Sempre foi comum na mídia gracejos de desprezo contra os populistas da “esquerda” consentida e legitimadora do neoliberalismo, tipo Evo, Correa, Bachelet, Maduro. O dócil Lula foi apresentado à plateia de uma palestra em Nova York pelo editor-chefe do Wall Street Journal, Robert Thomson, como “um dos mais importantes porta-vozes do livre comércio no mundo”. Um liberal.

Agora que os manipuláveis declinam, já não acham mais tanta graça na onda de populismo puxada pelo incontrolável presidente estadunidense Donald Trump e seu temível botão de bombar: a direita populista vence eleições em penca no vácuo dessa “esquerda” fingida e submissa.
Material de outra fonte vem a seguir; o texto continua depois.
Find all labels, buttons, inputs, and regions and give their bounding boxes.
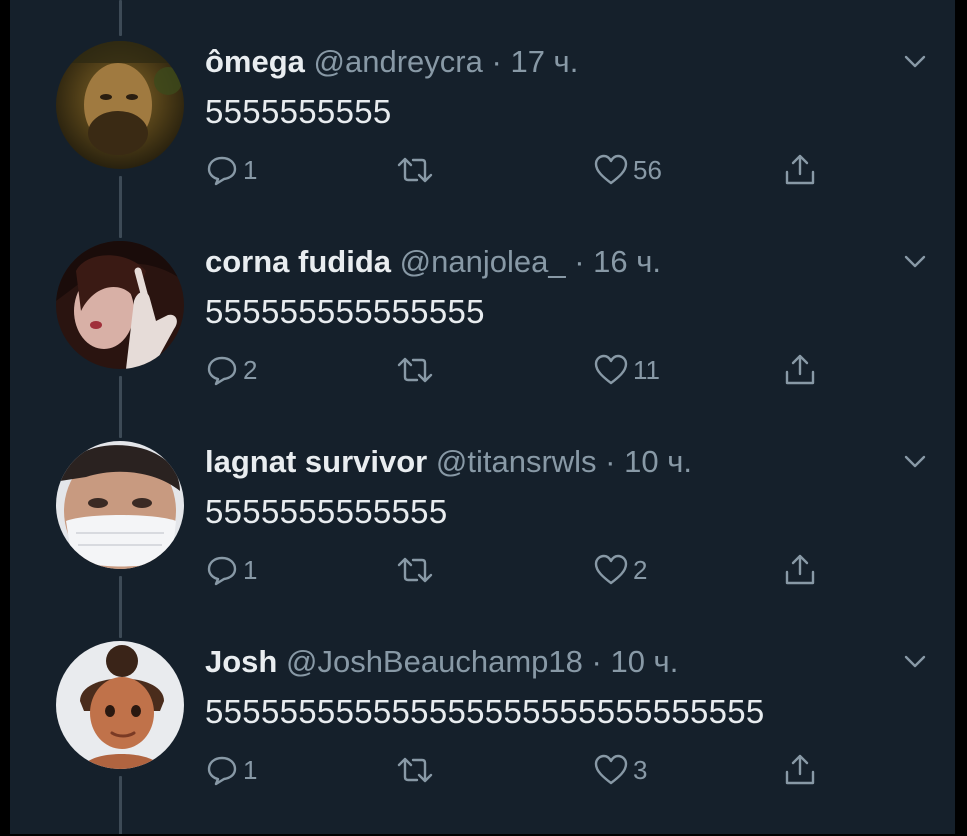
user-handle[interactable]: @JoshBeauchamp18 — [286, 644, 583, 679]
separator-dot: · — [591, 644, 602, 679]
tweet-text: 555555555555555555555555555555 — [205, 693, 765, 730]
display-name[interactable]: ômega — [205, 44, 305, 79]
separator-dot: · — [605, 444, 616, 479]
tweet-actions: 1 3 — [205, 750, 845, 790]
like-count: 2 — [633, 554, 648, 585]
heart-icon — [594, 754, 628, 785]
timestamp[interactable]: 10 ч. — [610, 644, 678, 679]
share-icon — [785, 754, 815, 785]
chevron-down-icon[interactable] — [902, 648, 928, 674]
retweet-button[interactable] — [395, 550, 439, 590]
like-count: 3 — [633, 754, 648, 785]
display-name[interactable]: lagnat survivor — [205, 444, 427, 479]
avatar[interactable] — [56, 41, 184, 169]
like-button[interactable]: 3 — [593, 750, 647, 790]
user-handle[interactable]: @andreycra — [314, 44, 483, 79]
display-name[interactable]: corna fudida — [205, 244, 391, 279]
share-icon — [785, 154, 815, 185]
tweet-header: ômega @andreycra · 17 ч. — [205, 44, 578, 80]
avatar[interactable] — [56, 441, 184, 569]
like-count: 11 — [633, 354, 660, 385]
share-icon — [785, 554, 815, 585]
retweet-button[interactable] — [395, 750, 439, 790]
timestamp[interactable]: 16 ч. — [593, 244, 661, 279]
separator-dot: · — [491, 44, 502, 79]
share-button[interactable] — [783, 150, 817, 190]
heart-icon — [594, 154, 628, 185]
tweet-thread-feed: ômega @andreycra · 17 ч. 5555555555 1 56… — [10, 0, 955, 834]
share-button[interactable] — [783, 750, 817, 790]
screen: ômega @andreycra · 17 ч. 5555555555 1 56… — [0, 0, 967, 836]
user-handle[interactable]: @titansrwls — [436, 444, 597, 479]
retweet-icon — [397, 557, 433, 583]
tweet-header: lagnat survivor @titansrwls · 10 ч. — [205, 444, 692, 480]
like-count: 56 — [633, 154, 662, 185]
heart-icon — [594, 354, 628, 385]
tweet[interactable]: ômega @andreycra · 17 ч. 5555555555 1 56 — [10, 0, 955, 200]
tweet-actions: 1 56 — [205, 150, 845, 190]
reply-icon — [207, 356, 237, 386]
tweet[interactable]: lagnat survivor @titansrwls · 10 ч. 5555… — [10, 400, 955, 600]
heart-icon — [594, 554, 628, 585]
chevron-down-icon[interactable] — [902, 448, 928, 474]
tweet-header: corna fudida @nanjolea_ · 16 ч. — [205, 244, 661, 280]
share-button[interactable] — [783, 350, 817, 390]
reply-icon — [207, 756, 237, 786]
avatar[interactable] — [56, 241, 184, 369]
reply-icon — [207, 156, 237, 186]
retweet-button[interactable] — [395, 350, 439, 390]
timestamp[interactable]: 17 ч. — [510, 44, 578, 79]
tweet-text: 5555555555 — [205, 93, 392, 130]
tweet[interactable]: Josh @JoshBeauchamp18 · 10 ч. 5555555555… — [10, 600, 955, 800]
tweet-text: 5555555555555 — [205, 493, 448, 530]
retweet-icon — [397, 157, 433, 183]
avatar[interactable] — [56, 641, 184, 769]
display-name[interactable]: Josh — [205, 644, 277, 679]
reply-count: 1 — [243, 154, 258, 185]
timestamp[interactable]: 10 ч. — [624, 444, 692, 479]
reply-button[interactable]: 1 — [205, 150, 257, 190]
tweet-actions: 1 2 — [205, 550, 845, 590]
tweet-text: 555555555555555 — [205, 293, 485, 330]
reply-count: 2 — [243, 354, 258, 385]
retweet-icon — [397, 757, 433, 783]
share-icon — [785, 354, 815, 385]
tweet[interactable]: corna fudida @nanjolea_ · 16 ч. 55555555… — [10, 200, 955, 400]
reply-count: 1 — [243, 554, 258, 585]
like-button[interactable]: 11 — [593, 350, 660, 390]
tweet-actions: 2 11 — [205, 350, 845, 390]
retweet-button[interactable] — [395, 150, 439, 190]
chevron-down-icon[interactable] — [902, 48, 928, 74]
like-button[interactable]: 56 — [593, 150, 662, 190]
like-button[interactable]: 2 — [593, 550, 647, 590]
reply-count: 1 — [243, 754, 258, 785]
chevron-down-icon[interactable] — [902, 248, 928, 274]
reply-icon — [207, 556, 237, 586]
reply-button[interactable]: 1 — [205, 750, 257, 790]
reply-button[interactable]: 2 — [205, 350, 257, 390]
tweet-header: Josh @JoshBeauchamp18 · 10 ч. — [205, 644, 678, 680]
retweet-icon — [397, 357, 433, 383]
share-button[interactable] — [783, 550, 817, 590]
user-handle[interactable]: @nanjolea_ — [400, 244, 566, 279]
reply-button[interactable]: 1 — [205, 550, 257, 590]
separator-dot: · — [574, 244, 585, 279]
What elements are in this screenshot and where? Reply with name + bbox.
Não é o ato de defender as coisas do povo que faz o populismo: é a demagogia. É usar palavras de ordem populares sem intenção de concretizá-las, como Lula falando em Reforma Agrária. Populismo é a ação explícita de engabelar os ingênuos com intenções maliciosas: saiba o que o povo quer e prometa; saiba o que o povo teme e se apresente como seu xerife.

A organização Human Rights Watch colocou o “desafio populista” como a grande luta dos direitos humanos em 2018. Denuncia que os governos, por incapacidade de fazer frente às consequências da crise mundial, que da economia vazou para crises ambiental, sanitária e humanitária, fortalecem a propaganda e a repressão para impedir o povo de reagir contra a má governança.

Daí a criação do inimigo interno, o nacionalismo contra o inimigo externo, a corrida armamentista, militarismo e pau no lombo do povo descontente. Nas eleições, prometem mel. No poder, cassetete. De Moscou ao Oiapoque, de Nova York ao Chuí. É o populismo de direita, agressivo, autoritário, violento. Contra esse populismo, como gracejar?